К Керчи мы должны подойти кружным путем. Невесел сегодня мой штурман.

— Ты не заболела, Верочка? Что-то тихая, хмурая, молчишь.

— Я здорова.

«Конечно, ей не до разговоров, — размышляю я, глядя на штурмана в зеркало, — И я бы на ее месте молчала. Как хорошо она рассказала о Керчи…»

Я взглянула на высотомер, и волосы встали дыбом: всего триста метров!

Вспыхнул прожектор. Луч, словно длинное полотенце на веревке, качнулся туда-сюда, приблизился к нам. Поймал… К самолету полетели золотые точки, то сзади, то спереди рвутся снаряды.

— Прибрежные сторожевые корабли стреляют, — докладывает Вера. В голосе — ни малейшего волнения. Она умеет управлять страхом не хуже меня.

Направляю самолет в тучу. Хочется все же расшевелить штурмана.

— Вера, Саша Костенко тебе пишет?

В ее глазах сразу засияла луна любви.

— Сегодня письмо получила, — улыбаясь, ответила она.

— А мама?

— И от мамы получила.

— Все живы-здоровы?

— Да, спасибо… Через три минуты цель, товарищ командир.

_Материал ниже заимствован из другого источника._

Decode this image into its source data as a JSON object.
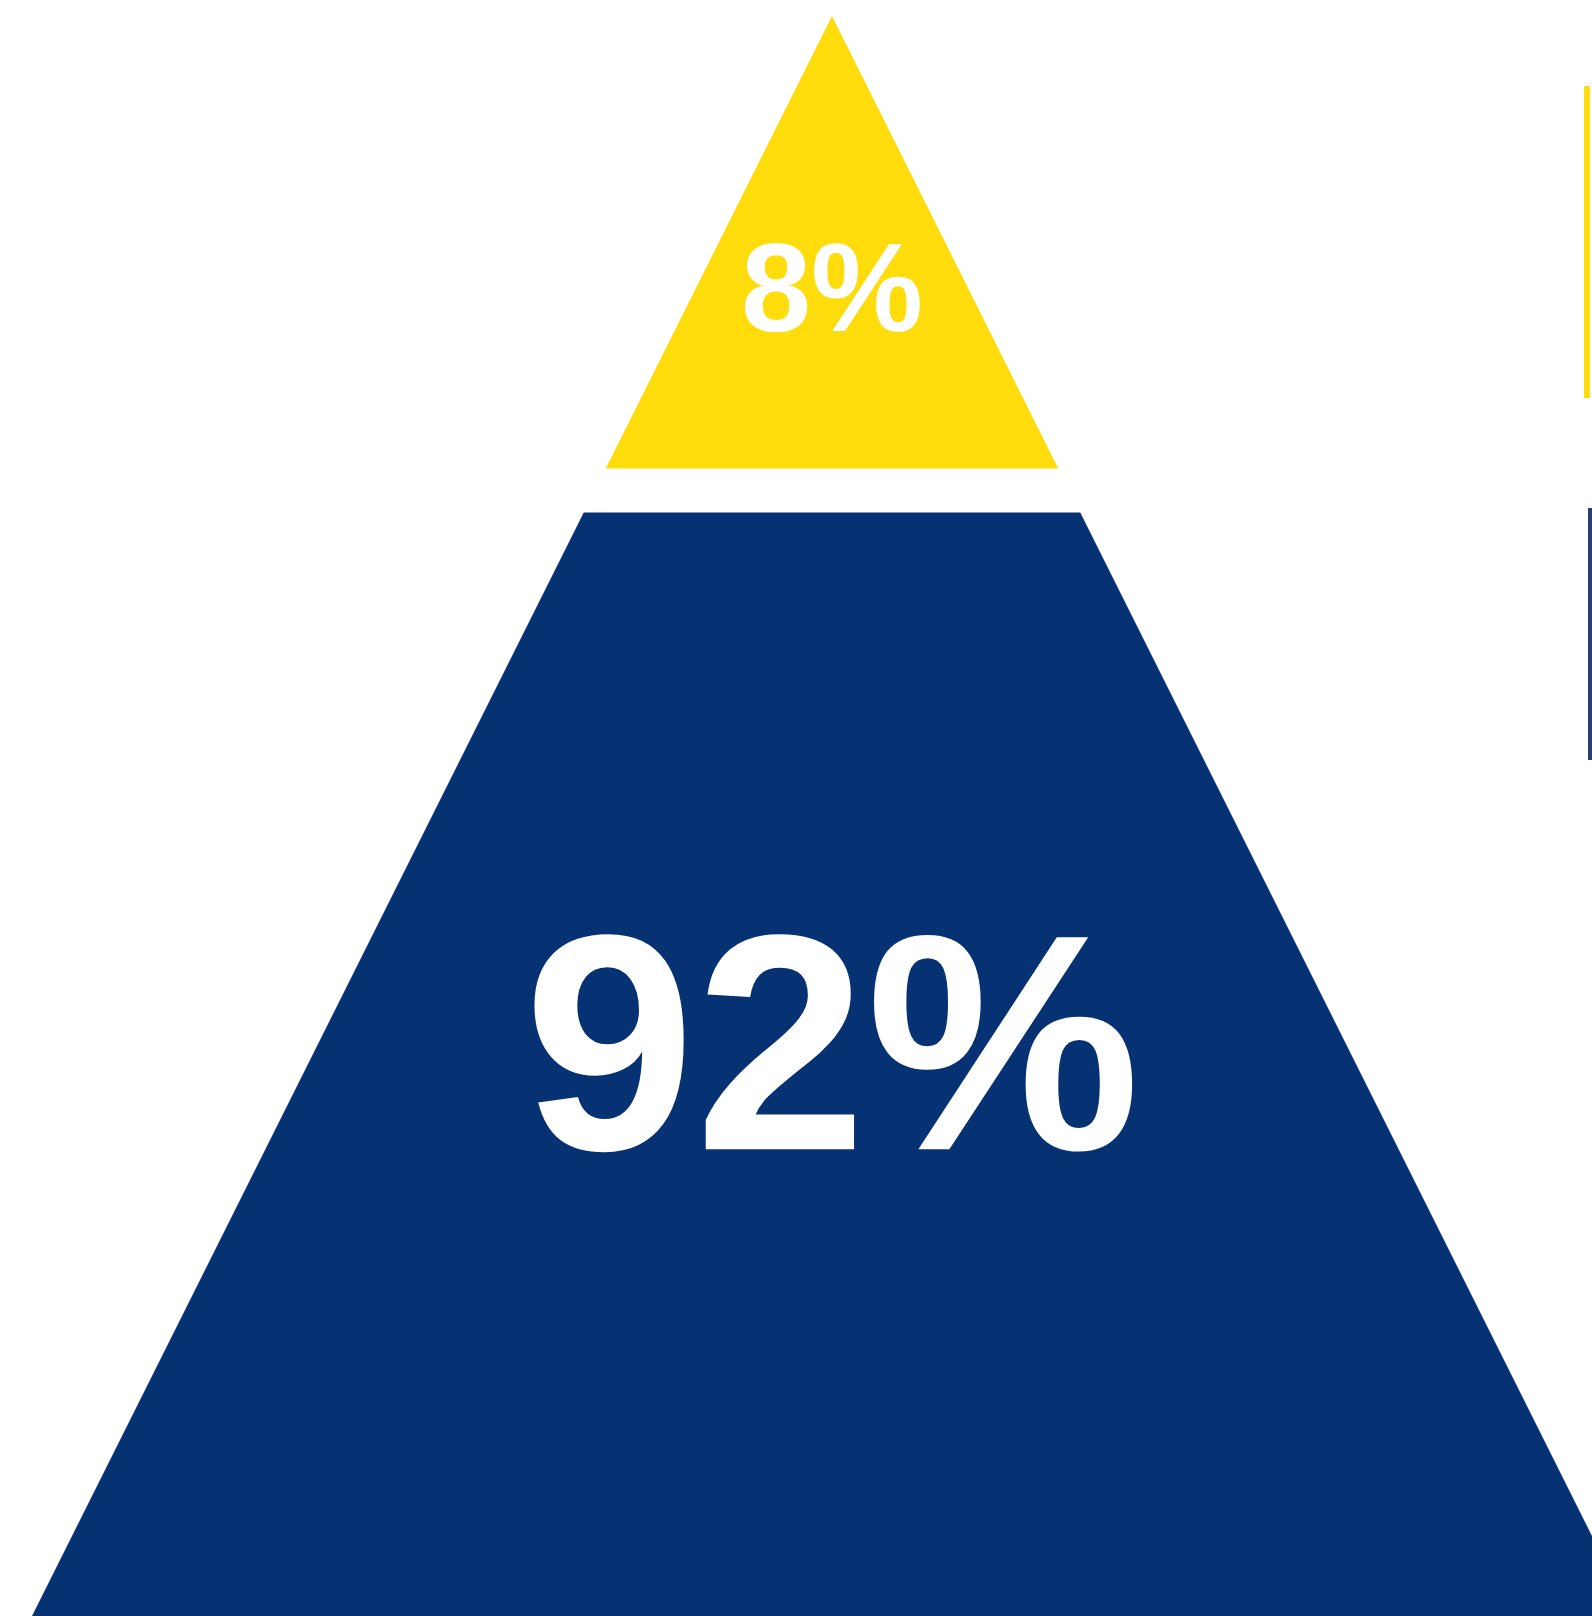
{
  "chart_data": {
    "type": "other",
    "categories": [
      null,
      null
    ],
    "values": [
      8,
      92
    ],
    "value_labels": [
      "8%",
      "92%"
    ],
    "colors": [
      "#ffdc0b",
      "#063173"
    ]
  }
}
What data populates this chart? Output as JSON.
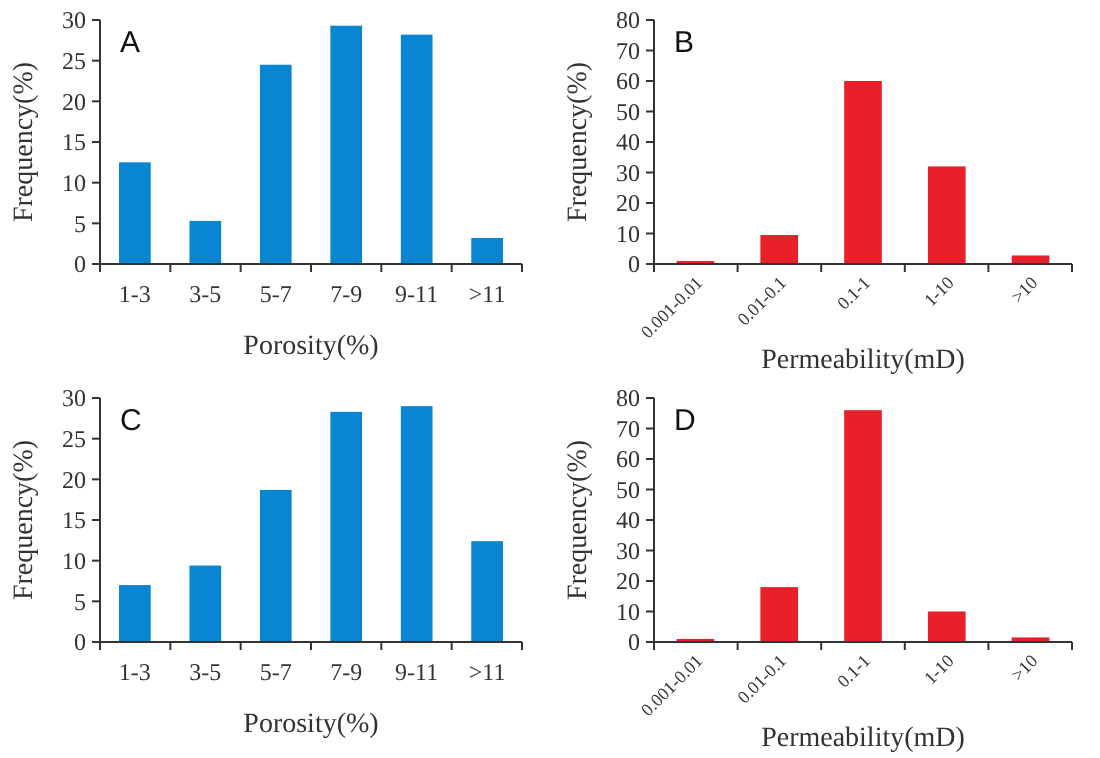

Из бездонной тьмы снизу на нас набросились одновременно десятки лучей, зенитки открыли бешеный огонь. Летим сквозь свинцовую бурю. «Да, крепкий орешек Керчь», — мелькнула мысль. Самолет то и дело содрогается. Только бы не в мотор, не в бак…

Пробиться в нужный квадрат не удалось. Захожу на второй круг.

Вера неподвижно сидит в кабине, глаза закрыты.

— Ты не ранена, Верочка?

— Нет.

— Что будем делать? Может быть, развернуться над морем? Или над городом?

— Решай сама, Магуба.

— Страшно приблизиться к горе Митридат. Наверное, нашпигована пушками.

Лучи двух прожекторов схватили, словно клещами, летящий следом за нами самолет Наташи Меклин. Держись, Наташа, душечка, держись, вдвоем будет полегче. Я резко набираю высоту, убираю газ и, планируя, спускаюсь все ниже и ниже.

— Где мы?

— Так держать, товарищ командир.

Высота двести пятьдесят метров. Если еще потеряем высоту, стукнемся о деревья. Зенитки теперь не страшны, но если здесь установлены крупнокалиберные пулеметы, нам хана.

— Пятнадцать градусов вправо!

Желтое каменное здание кажется очень большим. Это бывшая школа. Та самая, в которой училась Вера. Теперь здесь немецкий штаб. Но мы должны сбросить бомбы не на здание, а на огневые точки, окружающие его.

Сердце готово выскочить из груди, каждая клетка моего тела ждет, когда упадут бомбы.